“Endovascular reconstruction of the chronically obstructed iliocaval venous tract with stents is technically feasible, minimally invasive and has an acceptable safety rate, said James Budge, Department of Vascular Surgery, Guy’s and St Thomas’, London, UK.
“Patients who underwent this procedure reported overall significant early improvement in the severity of post-thrombotic syndrome. Still, longer-term data and larger studies are needed to evaluate procedural durability, clinical efficacy and cost-effectiveness,” he said.
Budge was speaking at The Vascular Societies’ annual scientific meeting (22–24 November, Manchester, UK) and reported the results from a study that aimed to investigate the early outcomes of endovascular iliocaval reconstructions with stents in a single centre.
Chronic iliocaval obstruction, particularly secondary to deep venous thrombosis, may result in disabling chronic venous insufficiency or post-thrombotic syndrome of the lower limbs. “Recent advances in venous stent technology have enabled such pathologies to be treated with minimally invasive endovascular iliocaval reconstruction, whilst it was previously amenable to unsatisfactory conservative therapy, or invasive open surgical reconstruction,” Budge explained.
Investigators obtained data from consecutive patients who underwent endovascular iliocaval reconstructions with stents for chronic iliocaval obstruction between 1 February 2013 and 1 August 2017.
The data were retrospectively identified from a prospectively collected patient database.“Outcome measures and data collected included patient demography; patency (primary, primary-assisted and secondary, or blockage). We also collected perioperative details, including technical details and complications in the period. Pre- and post-operative Villalta scores were collected and analysed,” he reported.

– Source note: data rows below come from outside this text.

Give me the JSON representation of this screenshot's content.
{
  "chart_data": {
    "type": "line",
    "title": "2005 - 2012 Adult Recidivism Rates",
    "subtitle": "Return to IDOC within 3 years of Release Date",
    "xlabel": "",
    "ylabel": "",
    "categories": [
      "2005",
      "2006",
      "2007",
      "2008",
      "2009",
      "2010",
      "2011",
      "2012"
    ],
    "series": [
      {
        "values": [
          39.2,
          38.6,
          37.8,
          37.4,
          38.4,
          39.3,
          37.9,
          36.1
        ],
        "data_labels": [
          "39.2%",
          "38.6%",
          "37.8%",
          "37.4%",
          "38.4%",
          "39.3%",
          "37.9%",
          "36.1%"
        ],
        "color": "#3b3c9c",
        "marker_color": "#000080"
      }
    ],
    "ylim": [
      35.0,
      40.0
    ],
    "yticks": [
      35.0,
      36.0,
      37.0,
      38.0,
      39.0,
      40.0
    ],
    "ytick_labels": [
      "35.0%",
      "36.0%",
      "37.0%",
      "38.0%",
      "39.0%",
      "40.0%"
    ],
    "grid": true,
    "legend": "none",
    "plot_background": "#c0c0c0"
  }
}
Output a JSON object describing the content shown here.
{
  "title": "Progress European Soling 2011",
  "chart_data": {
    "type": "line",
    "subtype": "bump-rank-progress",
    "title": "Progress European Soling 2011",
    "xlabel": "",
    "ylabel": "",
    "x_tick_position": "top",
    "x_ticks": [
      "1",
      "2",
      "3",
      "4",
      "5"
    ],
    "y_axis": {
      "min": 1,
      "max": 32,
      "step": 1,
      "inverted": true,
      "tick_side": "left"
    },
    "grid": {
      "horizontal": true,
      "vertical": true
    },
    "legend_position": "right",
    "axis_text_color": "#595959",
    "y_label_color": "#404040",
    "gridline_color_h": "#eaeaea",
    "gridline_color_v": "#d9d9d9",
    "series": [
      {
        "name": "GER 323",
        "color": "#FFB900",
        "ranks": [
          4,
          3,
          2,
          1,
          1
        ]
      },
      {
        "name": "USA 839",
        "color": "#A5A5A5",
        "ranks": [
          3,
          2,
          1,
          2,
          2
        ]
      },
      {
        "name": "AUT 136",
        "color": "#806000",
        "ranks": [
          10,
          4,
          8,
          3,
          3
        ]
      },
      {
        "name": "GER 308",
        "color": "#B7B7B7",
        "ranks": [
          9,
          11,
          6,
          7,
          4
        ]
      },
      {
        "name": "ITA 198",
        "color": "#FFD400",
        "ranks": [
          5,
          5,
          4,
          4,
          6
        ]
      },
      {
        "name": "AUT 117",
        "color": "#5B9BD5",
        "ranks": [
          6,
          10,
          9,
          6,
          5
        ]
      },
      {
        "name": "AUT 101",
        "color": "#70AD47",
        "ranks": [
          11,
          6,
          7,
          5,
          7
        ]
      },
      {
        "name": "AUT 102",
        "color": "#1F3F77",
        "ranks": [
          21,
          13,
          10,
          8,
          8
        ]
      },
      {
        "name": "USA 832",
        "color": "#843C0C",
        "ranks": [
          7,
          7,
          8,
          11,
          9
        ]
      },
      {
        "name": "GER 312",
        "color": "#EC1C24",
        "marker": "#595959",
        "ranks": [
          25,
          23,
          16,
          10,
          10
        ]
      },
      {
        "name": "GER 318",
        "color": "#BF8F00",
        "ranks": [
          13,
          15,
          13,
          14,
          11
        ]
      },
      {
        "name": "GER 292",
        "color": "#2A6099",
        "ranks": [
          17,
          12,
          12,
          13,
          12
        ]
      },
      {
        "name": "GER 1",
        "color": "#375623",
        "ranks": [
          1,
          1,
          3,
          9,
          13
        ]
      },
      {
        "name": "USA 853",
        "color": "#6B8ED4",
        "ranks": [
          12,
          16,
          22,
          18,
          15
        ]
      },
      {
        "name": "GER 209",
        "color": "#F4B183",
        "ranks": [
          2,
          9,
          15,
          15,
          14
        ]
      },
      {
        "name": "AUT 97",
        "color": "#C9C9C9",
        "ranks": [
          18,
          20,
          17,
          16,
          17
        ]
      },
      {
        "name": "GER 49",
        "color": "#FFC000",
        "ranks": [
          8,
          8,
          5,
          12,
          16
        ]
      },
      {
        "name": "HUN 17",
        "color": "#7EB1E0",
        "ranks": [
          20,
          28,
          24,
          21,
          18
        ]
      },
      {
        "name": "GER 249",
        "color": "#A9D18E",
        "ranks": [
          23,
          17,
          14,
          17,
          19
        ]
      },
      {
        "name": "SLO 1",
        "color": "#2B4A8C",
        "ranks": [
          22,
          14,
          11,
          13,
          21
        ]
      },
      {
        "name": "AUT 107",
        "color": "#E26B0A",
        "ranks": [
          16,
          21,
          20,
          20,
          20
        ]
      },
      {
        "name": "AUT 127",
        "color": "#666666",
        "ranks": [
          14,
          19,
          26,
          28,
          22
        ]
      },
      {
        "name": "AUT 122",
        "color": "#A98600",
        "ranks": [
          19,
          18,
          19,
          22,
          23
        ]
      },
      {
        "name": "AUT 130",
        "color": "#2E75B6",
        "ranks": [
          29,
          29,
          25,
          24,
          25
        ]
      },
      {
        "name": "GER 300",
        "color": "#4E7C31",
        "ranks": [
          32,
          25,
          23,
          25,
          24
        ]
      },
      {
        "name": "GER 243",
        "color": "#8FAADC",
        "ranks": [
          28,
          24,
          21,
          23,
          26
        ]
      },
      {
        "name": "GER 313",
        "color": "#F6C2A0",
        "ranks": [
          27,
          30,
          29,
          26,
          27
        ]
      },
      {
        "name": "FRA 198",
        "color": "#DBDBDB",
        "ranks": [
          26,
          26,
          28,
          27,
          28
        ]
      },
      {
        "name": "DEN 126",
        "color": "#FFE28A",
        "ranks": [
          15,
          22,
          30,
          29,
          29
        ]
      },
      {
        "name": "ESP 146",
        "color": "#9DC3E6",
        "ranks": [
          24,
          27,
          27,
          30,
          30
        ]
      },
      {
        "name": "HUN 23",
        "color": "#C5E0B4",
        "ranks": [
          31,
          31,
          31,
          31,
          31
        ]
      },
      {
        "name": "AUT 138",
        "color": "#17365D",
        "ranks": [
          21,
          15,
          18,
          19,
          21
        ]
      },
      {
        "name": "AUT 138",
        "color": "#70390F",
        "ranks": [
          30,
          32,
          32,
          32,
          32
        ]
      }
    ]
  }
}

All patients were managed by a multidisciplinary team that included haematologists, interventional radiologists, vascular surgeons and clinical nurse specialists.“The most common stent configuration used in this study was a double-barrelled venous-specific nitinol stent, which, where necessary, entered into a single lumen stent cranially,” Budge reported.
Researchers included data from 36 patients (23 male; with a median age of 34 [19–73]). There were 32 patients with a previous deep venous thrombosis; three with previous pulmonary embolism; 13 with recognised thrombophilia and two who had undergone previous deep venous intervention. The median follow-up was 15 months.
“With regard to the distribution of the disease, there were 30 patients with infrarenal disease that may or may not have involved the iliacs. There other six patients had supra and infrarenal disease, with or without iliac involvement,” Budge said.
“There was no post-interventional statistically significant deterioration of renal function measured as serum creatinine and estimated glomerular filtration rate. In this study, we saw no symptomatic major haemorrhage, although three patients required a single unit of red blood cell transfusion; and there were no other immediate or major complications,” Budge noted.
“The results at one year showed a 47% primary patency rate; 67% primary-assisted patency and 80% secondary patency rate. We feel that our primary patency rate is comparable to other groups in the published literature, although the follow-up period is much shorter. The median Villalta score pre-intervention was 18, which corresponds to severe post-thrombotic syndrome. Post-intervention, this dropped to a median of 9.5, which corresponds to mild post-thrombotic syndrome, and this is a statistically significant improvement,” Budge concluded.